Earlier this week I thought that I had maybe found a bug in ptrace(2),
specifically when using the PTRACE_ATTACH request. I have a program that is
using ptrace(2) and I've written a stress tester to verify its correctness.
The stress tester will ptrace(2) a target process every 100 milliseconds. The
target that it is tracing is a Python process that runs for a while and then
exits. The stress tester arranges for the Python process to be restarted after
it exits.
I noticed that on the last ptrace(2) attach before seeing the Python process
exit I would unexpectedly get EPERM returned. This is weird. I was expecting
to get ESRCH, since that's the error code that's returned when you try to
PTRACE_ATTACH to a process that doesn't exist.

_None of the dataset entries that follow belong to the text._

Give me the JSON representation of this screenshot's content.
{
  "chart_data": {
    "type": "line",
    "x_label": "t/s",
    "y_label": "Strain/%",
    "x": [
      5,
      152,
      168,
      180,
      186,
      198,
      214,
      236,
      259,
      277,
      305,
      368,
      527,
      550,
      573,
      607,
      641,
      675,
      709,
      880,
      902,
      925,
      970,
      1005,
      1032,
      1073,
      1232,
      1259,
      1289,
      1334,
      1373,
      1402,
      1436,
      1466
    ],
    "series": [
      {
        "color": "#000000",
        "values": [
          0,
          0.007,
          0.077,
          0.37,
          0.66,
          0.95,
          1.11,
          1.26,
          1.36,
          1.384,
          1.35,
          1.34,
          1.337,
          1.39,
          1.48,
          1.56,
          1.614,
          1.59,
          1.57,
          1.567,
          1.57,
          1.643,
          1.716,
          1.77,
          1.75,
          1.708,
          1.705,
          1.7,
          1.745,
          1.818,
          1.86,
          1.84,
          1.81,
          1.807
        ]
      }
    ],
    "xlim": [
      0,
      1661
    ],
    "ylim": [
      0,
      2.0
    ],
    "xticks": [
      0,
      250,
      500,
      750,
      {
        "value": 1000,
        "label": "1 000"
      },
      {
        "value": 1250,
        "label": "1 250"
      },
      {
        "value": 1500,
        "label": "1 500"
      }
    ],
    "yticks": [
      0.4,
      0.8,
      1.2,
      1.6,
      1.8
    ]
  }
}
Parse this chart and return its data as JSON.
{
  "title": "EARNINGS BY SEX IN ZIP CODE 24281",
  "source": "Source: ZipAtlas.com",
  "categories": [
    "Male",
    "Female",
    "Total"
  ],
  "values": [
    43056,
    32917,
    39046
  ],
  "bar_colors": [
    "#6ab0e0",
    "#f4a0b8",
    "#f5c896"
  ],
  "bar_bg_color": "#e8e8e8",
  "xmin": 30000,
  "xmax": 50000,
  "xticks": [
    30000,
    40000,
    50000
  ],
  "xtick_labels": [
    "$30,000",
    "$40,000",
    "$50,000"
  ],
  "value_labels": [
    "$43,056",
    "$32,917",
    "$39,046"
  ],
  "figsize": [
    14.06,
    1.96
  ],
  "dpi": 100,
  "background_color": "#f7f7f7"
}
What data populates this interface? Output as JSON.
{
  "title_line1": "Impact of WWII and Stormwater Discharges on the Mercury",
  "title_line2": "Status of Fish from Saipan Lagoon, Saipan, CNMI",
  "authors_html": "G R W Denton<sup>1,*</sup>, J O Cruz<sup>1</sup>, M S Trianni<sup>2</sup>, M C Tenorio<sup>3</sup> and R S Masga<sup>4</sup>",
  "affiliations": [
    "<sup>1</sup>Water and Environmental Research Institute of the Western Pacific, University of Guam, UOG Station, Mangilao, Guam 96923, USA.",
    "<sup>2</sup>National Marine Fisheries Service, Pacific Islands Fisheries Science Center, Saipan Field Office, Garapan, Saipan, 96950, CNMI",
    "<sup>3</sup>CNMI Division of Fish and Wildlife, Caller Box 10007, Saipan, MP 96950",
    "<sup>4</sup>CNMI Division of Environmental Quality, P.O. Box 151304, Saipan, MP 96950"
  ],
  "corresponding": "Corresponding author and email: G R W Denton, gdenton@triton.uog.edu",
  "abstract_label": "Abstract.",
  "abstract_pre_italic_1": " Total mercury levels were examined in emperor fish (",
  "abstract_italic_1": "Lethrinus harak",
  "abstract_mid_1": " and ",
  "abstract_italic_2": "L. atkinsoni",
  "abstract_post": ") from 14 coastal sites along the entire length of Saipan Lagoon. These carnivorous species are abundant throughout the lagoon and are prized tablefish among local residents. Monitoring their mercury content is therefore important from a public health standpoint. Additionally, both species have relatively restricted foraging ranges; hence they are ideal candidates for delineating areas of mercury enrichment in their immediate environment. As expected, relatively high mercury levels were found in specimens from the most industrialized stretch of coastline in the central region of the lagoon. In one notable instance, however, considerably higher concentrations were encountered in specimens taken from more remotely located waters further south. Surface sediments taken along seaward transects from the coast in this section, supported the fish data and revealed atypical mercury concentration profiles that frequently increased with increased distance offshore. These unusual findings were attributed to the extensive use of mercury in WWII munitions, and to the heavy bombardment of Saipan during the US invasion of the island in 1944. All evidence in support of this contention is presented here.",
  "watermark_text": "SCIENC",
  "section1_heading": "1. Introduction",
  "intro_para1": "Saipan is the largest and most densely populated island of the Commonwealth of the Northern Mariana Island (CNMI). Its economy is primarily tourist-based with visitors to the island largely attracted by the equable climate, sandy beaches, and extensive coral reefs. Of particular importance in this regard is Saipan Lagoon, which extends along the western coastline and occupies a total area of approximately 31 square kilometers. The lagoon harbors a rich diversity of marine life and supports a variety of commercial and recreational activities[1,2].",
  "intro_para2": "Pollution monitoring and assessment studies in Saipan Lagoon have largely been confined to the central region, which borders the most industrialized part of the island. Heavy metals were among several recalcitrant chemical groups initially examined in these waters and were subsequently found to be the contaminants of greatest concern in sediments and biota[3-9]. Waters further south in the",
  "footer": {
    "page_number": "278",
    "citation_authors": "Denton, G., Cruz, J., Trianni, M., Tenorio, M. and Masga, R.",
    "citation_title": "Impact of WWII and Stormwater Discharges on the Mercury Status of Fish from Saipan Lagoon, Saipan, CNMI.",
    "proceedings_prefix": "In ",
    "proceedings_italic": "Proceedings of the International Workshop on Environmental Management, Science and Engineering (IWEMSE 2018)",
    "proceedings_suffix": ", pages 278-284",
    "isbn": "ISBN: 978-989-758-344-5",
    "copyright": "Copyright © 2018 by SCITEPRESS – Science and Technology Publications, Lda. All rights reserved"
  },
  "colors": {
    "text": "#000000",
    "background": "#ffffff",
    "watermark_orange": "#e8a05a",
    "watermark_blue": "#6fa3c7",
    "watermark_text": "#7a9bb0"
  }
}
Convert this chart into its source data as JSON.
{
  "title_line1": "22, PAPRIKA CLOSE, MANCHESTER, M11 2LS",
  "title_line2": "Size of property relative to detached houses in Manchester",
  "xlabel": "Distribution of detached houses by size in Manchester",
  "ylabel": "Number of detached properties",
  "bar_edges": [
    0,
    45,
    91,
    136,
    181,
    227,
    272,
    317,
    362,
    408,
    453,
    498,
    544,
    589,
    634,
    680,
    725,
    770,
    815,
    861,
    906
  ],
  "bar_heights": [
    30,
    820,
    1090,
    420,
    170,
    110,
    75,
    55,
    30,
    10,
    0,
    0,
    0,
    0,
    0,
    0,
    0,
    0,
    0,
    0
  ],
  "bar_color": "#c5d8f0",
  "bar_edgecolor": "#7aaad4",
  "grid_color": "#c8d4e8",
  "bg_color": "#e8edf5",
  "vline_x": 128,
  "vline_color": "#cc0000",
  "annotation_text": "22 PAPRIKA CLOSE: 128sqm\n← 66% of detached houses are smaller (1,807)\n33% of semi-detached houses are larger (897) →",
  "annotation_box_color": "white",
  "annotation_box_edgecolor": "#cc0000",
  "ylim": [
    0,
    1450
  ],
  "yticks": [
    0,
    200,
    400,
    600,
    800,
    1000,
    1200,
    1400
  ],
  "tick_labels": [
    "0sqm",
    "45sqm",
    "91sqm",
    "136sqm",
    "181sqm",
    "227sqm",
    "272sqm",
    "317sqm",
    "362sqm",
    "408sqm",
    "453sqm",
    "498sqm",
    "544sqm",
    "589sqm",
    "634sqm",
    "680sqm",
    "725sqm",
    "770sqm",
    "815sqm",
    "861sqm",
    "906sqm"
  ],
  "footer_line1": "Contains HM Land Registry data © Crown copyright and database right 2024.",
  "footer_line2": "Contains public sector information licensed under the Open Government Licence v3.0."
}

I looked at the kernel source code, and I found the code responsible for this.
You can see it in
ptrace_attach() in kernel/ptrace.c.
The code looks like this:
retval = -EPERM;
if (unlikely(task->exit_state))
    goto unlock_tasklist;
So if the target task has "exited", then the return value you get will be
EPERM, not ESRCH. What's interesting about this is this is not the same
behavior of kill(2). If you send a signal via the kill(2) system call to an
exited task, and you would normally have permissions to send signals to that
process, then you will not get EPERM. You won't get ESRCH either, the
kill(2) request will be successful.
I put some demonstration code up on GitHub at eklitzke/ptrace-idiosyncrasy that demonstrates the situation more clearly.
The current behavior is not documented, and I intend to notify the maintainers of the Linux man pages.